Electric Car Sharing Program Takes Root in the Twin Cities

Evie Carshare aims to encourage more people to consider driving electric cars

In Minnesota, electric cars account for less than 1 percent of annual car sales. But a new car sharing program hopes to boost that number by encouraging more Minnesotans to try driving an electric vehicle.

Formally announced last week, Evie Carshare offers a fleet of electric cars that users can pick up throughout St. Paul and Minneapolis. The program is exclusive to the Twin Cities.

Evie operates differently than other carsharing services. Hourcar, for example, is hub-based, which means its vehicles need to be brought back to where they were picked up. Evie, on the other hand, is what’s known as a “free-flowing service:” Rented Evie cars only need to park within a designated neighborhood radius, and can be parked in any legal spot or at an Evie charging station. The model is designed to give the driver a little more freedom to travel.

But that doesn’t mean just anyone can grab a car and go. All customers are subject to a background check and a $25 dollar fee to cover the costs of a license review. This is to check for DUIs or other driving penalties. The review process takes a day or two, according to Evie. Users can rent car through a mobile app or a Metro Transit card. Evie charges by the minute, so a trip can be as short as one minute or as long as three days.

“The whole program was designed around increasing electric vehicle access and equity,” said James Vierling, spokesman for Hourcar, which is partnering with the Twin Cities and Xcel Energy to launch Evie. “You’ll see a lot of the Evie charging spots in low-income neighborhoods, communities of color, and other places where electric vehicle infrastructure may lag.”
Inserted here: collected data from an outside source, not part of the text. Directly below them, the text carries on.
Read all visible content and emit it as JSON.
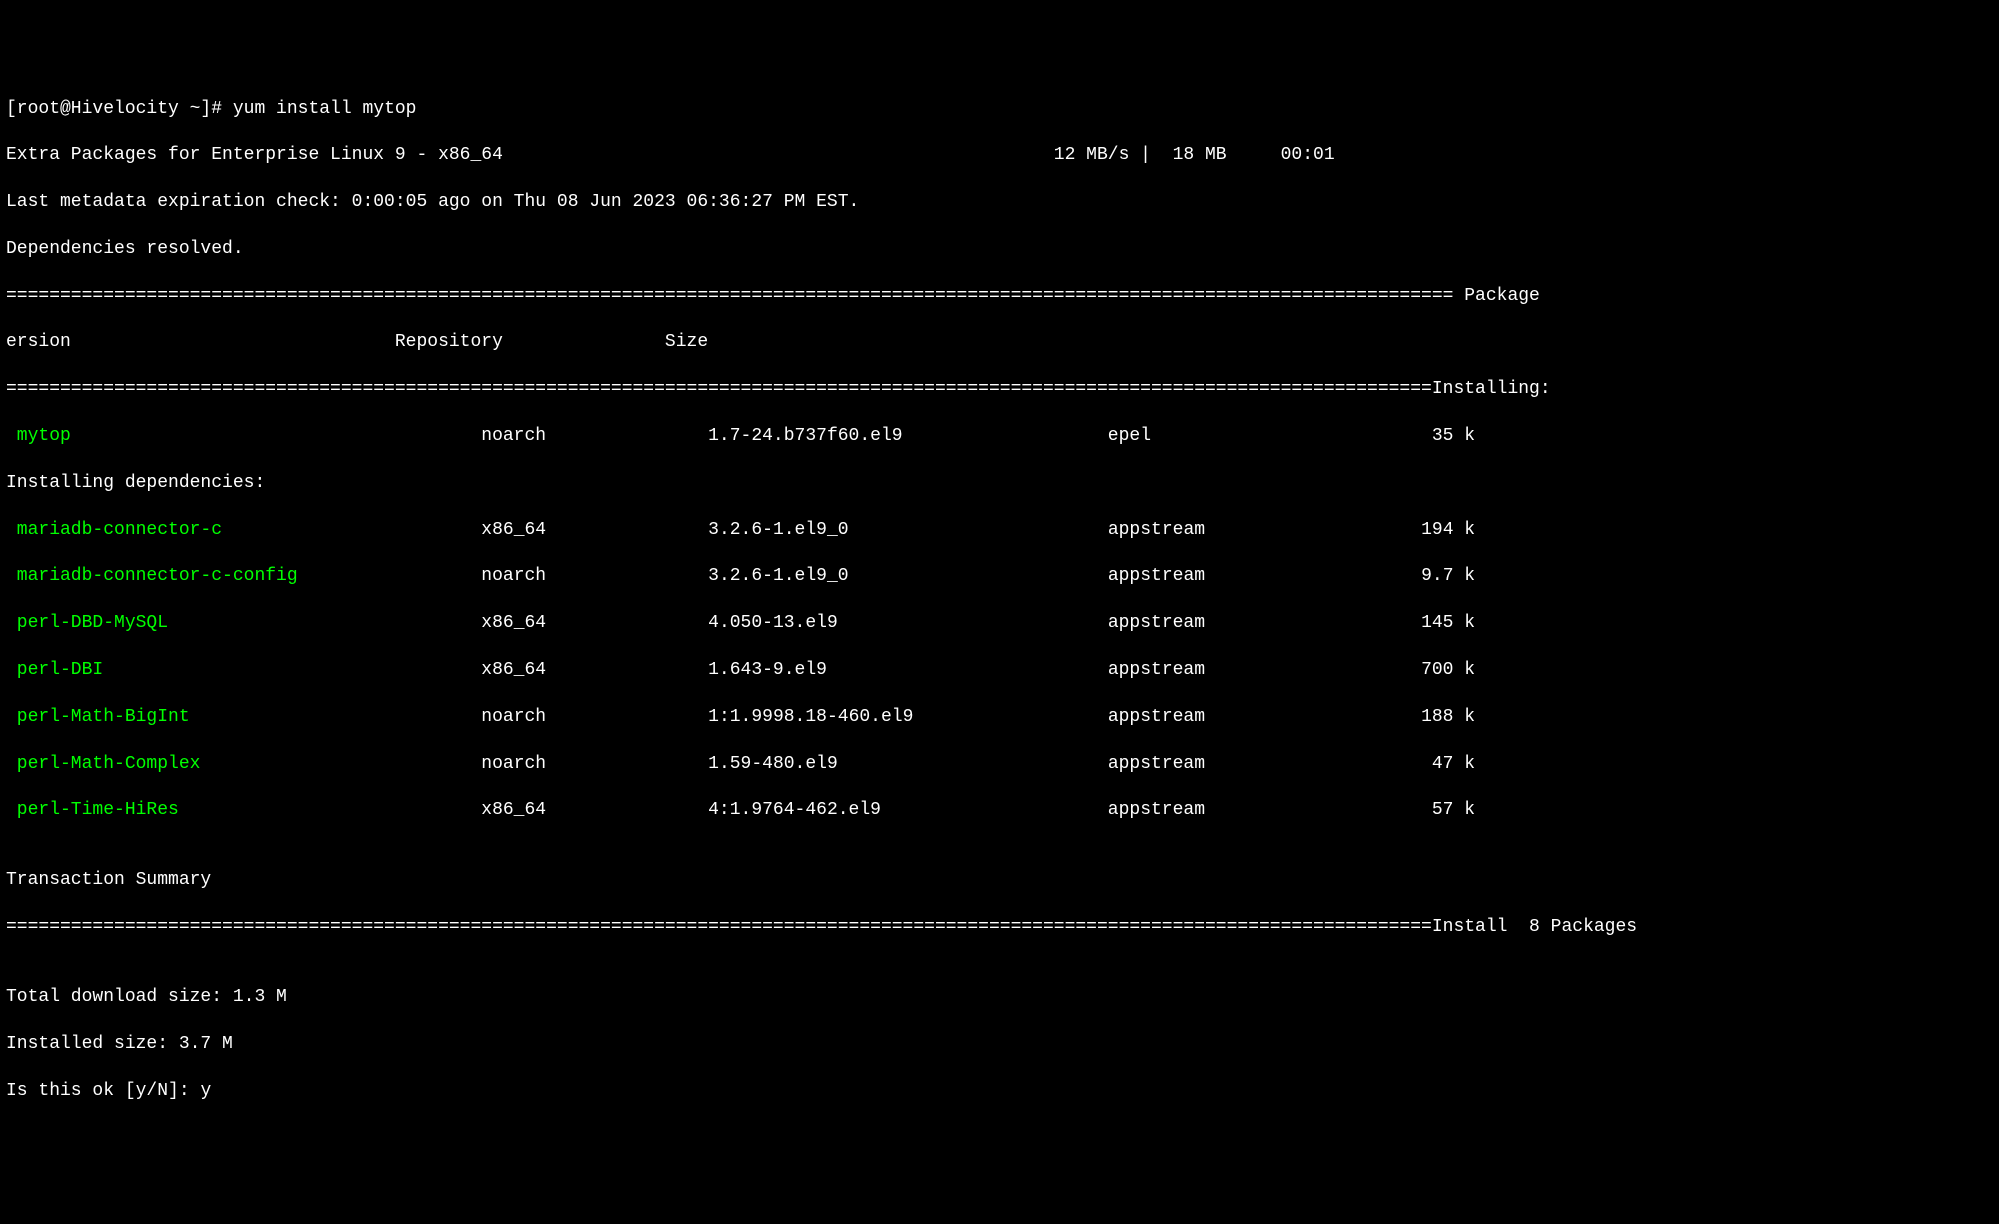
{
  "prompt": "[root@Hivelocity ~]# ",
  "command": "yum install mytop",
  "repo_line": "Extra Packages for Enterprise Linux 9 - x86_64                                                   12 MB/s |  18 MB     00:01",
  "metadata_line": "Last metadata expiration check: 0:00:05 ago on Thu 08 Jun 2023 06:36:27 PM EST.",
  "deps_resolved": "Dependencies resolved.",
  "divider1_left": "====================================================================================================================================== ",
  "divider1_right": "Package",
  "header_row": "ersion                              Repository               Size",
  "divider2_left": "====================================================================================================================================",
  "divider2_right": "Installing:",
  "installing_deps_label": "Installing dependencies:",
  "packages": {
    "main": {
      "name": " mytop",
      "pad_after_name": "                                      ",
      "arch": "noarch",
      "pad2": "               ",
      "version": "1.7-24.b737f60.el9",
      "pad3": "                   ",
      "repo": "epel",
      "pad4": "                          ",
      "size": "35 k"
    },
    "deps": [
      {
        "name": " mariadb-connector-c",
        "pad": "                        ",
        "arch": "x86_64",
        "pad2": "               ",
        "version": "3.2.6-1.el9_0",
        "pad3": "                        ",
        "repo": "appstream",
        "pad4": "                    ",
        "size": "194 k"
      },
      {
        "name": " mariadb-connector-c-config",
        "pad": "                 ",
        "arch": "noarch",
        "pad2": "               ",
        "version": "3.2.6-1.el9_0",
        "pad3": "                        ",
        "repo": "appstream",
        "pad4": "                    ",
        "size": "9.7 k"
      },
      {
        "name": " perl-DBD-MySQL",
        "pad": "                             ",
        "arch": "x86_64",
        "pad2": "               ",
        "version": "4.050-13.el9",
        "pad3": "                         ",
        "repo": "appstream",
        "pad4": "                    ",
        "size": "145 k"
      },
      {
        "name": " perl-DBI",
        "pad": "                                   ",
        "arch": "x86_64",
        "pad2": "               ",
        "version": "1.643-9.el9",
        "pad3": "                          ",
        "repo": "appstream",
        "pad4": "                    ",
        "size": "700 k"
      },
      {
        "name": " perl-Math-BigInt",
        "pad": "                           ",
        "arch": "noarch",
        "pad2": "               ",
        "version": "1:1.9998.18-460.el9",
        "pad3": "                  ",
        "repo": "appstream",
        "pad4": "                    ",
        "size": "188 k"
      },
      {
        "name": " perl-Math-Complex",
        "pad": "                          ",
        "arch": "noarch",
        "pad2": "               ",
        "version": "1.59-480.el9",
        "pad3": "                         ",
        "repo": "appstream",
        "pad4": "                     ",
        "size": "47 k"
      },
      {
        "name": " perl-Time-HiRes",
        "pad": "                            ",
        "arch": "x86_64",
        "pad2": "               ",
        "version": "4:1.9764-462.el9",
        "pad3": "                     ",
        "repo": "appstream",
        "pad4": "                     ",
        "size": "57 k"
      }
    ]
  },
  "blank": "",
  "summary_label": "Transaction Summary",
  "divider3_left": "====================================================================================================================================",
  "divider3_right": "Install  8 Packages",
  "total_download": "Total download size: 1.3 M",
  "installed_size": "Installed size: 3.7 M",
  "confirm_prompt": "Is this ok [y/N]: ",
  "confirm_answer": "y"
}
Evie plans to roll out 70 electric charging stations, each with four parking spots, throughout the Twin Cities. Non-Evie electric car owners can also use the charging spots for a fee. “People can go ahead and charge up their electric car or buy one and not have to look at the cost of installing a charger into their rental unit or personal garage,” Vierling said. The idea isn’t to limit users but provide an incentive to make the change to electric vehicles.

Evie will have a fleet of 171 electric vehicles to start.